By Nick Sambides Jr., BDN Staff

LINCOLN, Maine — Security video cameras installed months ago to monitor areas along Main Street are not recording any images.

You can forgive Brad Libby and Town Councilor David Whalen for feeling frustrated.

The problem, says Libby, the owner of Motorbrain, an Enfield Road-based information technology company administering the project, is that he cannot yet run fiber-optic cables from the cameras to Lincoln Memorial Library, where the monitoring and recording equipment would need to be installed.

“We need FairPoint [Communications] to allow us to put fiber on their utility poles. FairPoint is saying they want to be paid an upfront cost for us to use the poles,” Libby said Thursday.

The potential cost, which comes after Bangor Hydro-Electric Co. gave permission for the use of its poles and other equipment free of charge, is yet another wrinkle in a project dogged by delays since the Town Council approved it in November 2007.

If not for the delays, Lincoln would be the first municipality in the Lincoln Lakes and Katahdin regions to use such a system. Meant to curtail vandalism and improve downtown safety, the cameras are placed to cover Veterans Square, Main Street, West Broadway and the Lee A. Rush Memorial Gazebo near Mattanawcook Lake.

Councilors voted 6-1 in November 2007 to spend $2,849 on the plan. Motorbrain has donated two cameras, a server and service contract, saving the town about $4,600. The idea is to cover as much of Main Street as possible.

Negotiations with Bangor Hydro and FairPoint continue, Town Manager Lisa Goodwin said. The council will review the matter extensively next month before deciding whether to set a contract with FairPoint or pursue other options, she said.

Whalen, who first proposed installing security cameras downtown, hinted that the deal with FairPoint might imperil the entire project if the costs are too high.

“This wasn’t meant to be a real cost burden to the taxpayer,” he said Thursday.
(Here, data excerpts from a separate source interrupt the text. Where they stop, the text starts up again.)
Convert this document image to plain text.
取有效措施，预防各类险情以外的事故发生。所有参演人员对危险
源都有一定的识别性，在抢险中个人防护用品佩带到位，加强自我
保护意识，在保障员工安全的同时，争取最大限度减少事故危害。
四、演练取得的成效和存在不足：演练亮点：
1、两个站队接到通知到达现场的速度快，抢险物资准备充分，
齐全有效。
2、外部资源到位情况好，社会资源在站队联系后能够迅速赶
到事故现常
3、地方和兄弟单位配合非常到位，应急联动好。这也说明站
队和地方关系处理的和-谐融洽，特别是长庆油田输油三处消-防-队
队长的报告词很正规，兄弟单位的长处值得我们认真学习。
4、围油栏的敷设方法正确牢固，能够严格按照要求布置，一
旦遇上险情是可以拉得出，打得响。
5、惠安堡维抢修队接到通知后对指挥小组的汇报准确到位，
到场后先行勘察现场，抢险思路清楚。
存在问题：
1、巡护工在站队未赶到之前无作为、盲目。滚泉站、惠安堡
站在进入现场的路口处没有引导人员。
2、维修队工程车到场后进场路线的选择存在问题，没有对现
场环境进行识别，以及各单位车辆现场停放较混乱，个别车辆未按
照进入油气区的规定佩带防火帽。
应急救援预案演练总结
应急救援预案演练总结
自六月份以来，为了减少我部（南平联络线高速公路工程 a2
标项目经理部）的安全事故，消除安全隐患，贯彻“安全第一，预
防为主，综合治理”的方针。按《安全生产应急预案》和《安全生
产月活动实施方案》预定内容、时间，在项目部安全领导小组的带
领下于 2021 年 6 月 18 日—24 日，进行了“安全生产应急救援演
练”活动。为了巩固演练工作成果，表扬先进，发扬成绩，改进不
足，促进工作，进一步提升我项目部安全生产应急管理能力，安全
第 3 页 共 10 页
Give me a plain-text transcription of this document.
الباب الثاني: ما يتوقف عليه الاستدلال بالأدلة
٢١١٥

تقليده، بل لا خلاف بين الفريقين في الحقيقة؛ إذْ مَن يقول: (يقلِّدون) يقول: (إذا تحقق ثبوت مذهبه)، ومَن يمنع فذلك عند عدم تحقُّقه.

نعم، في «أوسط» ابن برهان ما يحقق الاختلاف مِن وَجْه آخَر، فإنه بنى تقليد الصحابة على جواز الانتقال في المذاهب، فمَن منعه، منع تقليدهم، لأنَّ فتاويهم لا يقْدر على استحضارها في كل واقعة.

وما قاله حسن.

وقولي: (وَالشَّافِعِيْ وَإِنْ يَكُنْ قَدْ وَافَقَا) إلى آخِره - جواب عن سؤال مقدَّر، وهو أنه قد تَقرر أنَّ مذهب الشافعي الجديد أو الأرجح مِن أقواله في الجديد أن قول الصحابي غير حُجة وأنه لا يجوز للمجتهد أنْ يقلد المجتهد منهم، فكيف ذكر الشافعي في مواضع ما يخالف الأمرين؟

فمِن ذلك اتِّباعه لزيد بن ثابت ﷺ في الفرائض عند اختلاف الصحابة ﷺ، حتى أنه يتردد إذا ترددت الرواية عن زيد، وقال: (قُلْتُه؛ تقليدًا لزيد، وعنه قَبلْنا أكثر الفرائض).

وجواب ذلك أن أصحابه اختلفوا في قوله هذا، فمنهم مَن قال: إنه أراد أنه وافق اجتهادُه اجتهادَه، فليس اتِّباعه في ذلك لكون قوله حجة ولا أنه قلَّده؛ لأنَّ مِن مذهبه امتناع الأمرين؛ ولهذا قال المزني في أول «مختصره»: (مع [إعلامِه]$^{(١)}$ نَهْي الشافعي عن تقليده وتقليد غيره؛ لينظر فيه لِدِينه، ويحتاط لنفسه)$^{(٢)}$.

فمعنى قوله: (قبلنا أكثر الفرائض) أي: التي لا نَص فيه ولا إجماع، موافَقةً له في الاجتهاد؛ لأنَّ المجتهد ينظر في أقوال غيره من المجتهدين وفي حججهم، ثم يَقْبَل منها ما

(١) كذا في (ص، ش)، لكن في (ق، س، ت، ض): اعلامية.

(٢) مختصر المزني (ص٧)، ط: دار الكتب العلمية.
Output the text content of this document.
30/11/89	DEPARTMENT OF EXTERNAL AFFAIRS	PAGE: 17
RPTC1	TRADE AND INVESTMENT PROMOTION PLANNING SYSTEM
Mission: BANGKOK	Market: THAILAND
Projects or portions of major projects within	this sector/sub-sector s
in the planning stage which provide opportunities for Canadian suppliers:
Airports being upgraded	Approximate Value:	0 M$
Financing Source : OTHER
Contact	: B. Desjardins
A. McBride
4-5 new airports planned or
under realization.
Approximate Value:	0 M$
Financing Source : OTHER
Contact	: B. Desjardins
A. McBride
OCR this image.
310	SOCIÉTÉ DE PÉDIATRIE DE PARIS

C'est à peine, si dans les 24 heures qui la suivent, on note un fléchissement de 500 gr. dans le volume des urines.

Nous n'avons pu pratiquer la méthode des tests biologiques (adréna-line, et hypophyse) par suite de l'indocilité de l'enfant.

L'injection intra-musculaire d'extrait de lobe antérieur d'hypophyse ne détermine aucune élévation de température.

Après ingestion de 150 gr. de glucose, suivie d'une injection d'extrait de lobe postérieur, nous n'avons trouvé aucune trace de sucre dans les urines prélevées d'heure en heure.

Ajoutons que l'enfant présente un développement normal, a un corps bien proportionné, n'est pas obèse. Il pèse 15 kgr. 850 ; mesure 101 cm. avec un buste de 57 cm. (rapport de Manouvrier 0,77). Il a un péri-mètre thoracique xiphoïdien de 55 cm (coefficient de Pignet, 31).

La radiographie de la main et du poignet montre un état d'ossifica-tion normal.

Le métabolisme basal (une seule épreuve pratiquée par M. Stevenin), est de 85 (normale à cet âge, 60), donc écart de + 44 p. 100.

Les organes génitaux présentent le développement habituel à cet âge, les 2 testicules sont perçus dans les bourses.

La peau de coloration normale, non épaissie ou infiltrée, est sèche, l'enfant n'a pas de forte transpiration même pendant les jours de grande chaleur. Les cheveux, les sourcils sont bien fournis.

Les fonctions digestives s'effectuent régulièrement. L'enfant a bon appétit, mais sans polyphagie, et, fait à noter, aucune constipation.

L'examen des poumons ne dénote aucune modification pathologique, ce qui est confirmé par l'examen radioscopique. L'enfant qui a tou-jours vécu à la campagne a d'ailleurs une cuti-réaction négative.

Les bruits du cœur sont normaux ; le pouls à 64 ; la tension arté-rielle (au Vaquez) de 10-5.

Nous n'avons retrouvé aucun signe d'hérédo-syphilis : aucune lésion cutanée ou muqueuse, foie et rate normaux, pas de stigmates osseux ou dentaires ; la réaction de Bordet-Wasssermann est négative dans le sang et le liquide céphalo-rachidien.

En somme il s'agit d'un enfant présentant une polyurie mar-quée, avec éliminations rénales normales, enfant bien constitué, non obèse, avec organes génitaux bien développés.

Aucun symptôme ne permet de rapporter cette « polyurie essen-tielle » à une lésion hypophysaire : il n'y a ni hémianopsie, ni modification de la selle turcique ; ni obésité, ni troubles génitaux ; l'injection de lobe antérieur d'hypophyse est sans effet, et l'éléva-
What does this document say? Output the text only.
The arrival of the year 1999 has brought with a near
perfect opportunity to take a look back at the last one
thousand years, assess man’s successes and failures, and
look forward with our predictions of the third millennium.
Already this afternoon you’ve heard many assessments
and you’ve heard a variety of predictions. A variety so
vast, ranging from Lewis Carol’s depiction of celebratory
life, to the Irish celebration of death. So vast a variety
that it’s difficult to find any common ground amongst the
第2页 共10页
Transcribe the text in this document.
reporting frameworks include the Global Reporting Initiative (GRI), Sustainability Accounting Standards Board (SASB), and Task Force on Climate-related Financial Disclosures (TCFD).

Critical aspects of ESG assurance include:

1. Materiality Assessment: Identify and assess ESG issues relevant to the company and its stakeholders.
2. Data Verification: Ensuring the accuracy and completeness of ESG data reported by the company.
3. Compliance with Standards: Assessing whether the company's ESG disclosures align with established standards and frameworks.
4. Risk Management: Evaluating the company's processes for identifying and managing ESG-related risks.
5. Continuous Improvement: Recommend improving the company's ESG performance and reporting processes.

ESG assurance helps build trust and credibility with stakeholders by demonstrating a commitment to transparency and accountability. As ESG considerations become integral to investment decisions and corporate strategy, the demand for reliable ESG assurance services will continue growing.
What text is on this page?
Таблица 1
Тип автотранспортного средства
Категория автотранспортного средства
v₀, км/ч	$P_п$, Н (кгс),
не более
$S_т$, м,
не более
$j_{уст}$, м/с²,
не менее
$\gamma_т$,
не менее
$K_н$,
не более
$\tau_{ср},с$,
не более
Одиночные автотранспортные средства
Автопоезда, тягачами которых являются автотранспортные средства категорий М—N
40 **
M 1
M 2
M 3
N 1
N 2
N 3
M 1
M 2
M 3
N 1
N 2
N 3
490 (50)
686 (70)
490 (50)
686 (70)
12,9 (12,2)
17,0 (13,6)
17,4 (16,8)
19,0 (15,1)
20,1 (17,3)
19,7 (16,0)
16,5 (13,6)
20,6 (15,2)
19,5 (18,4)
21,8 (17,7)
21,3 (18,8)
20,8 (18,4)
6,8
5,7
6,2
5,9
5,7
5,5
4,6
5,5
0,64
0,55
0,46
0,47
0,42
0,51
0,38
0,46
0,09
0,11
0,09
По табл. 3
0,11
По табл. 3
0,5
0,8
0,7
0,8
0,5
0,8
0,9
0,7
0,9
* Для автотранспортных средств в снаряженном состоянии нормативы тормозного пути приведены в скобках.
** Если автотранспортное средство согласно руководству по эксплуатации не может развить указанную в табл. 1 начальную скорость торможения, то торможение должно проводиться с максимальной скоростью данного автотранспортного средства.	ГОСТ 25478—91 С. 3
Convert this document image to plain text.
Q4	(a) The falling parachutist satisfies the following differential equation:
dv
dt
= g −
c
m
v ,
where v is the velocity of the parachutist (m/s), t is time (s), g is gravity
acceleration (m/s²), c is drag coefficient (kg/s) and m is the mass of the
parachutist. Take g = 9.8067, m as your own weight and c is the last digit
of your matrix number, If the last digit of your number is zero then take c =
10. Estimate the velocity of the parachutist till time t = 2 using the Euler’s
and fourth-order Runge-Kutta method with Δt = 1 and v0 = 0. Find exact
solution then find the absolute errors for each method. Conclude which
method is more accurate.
The project seems to have been following its own learning curve, with several changes from the original idea — to connect the cameras by wireless Internet service to the public safety building and town office.

The wireless idea was deemed impractical, and running cable to the public safety building and town office underground is too costly, Goodwin and Libby said.

“There is a lot of challenges with wireless communications and we feel we could provide a more steady and direct service” with cable, Libby said.

The town also might set its own poles in the right of way for fiber-optic cable, if feasible, Goodwin said.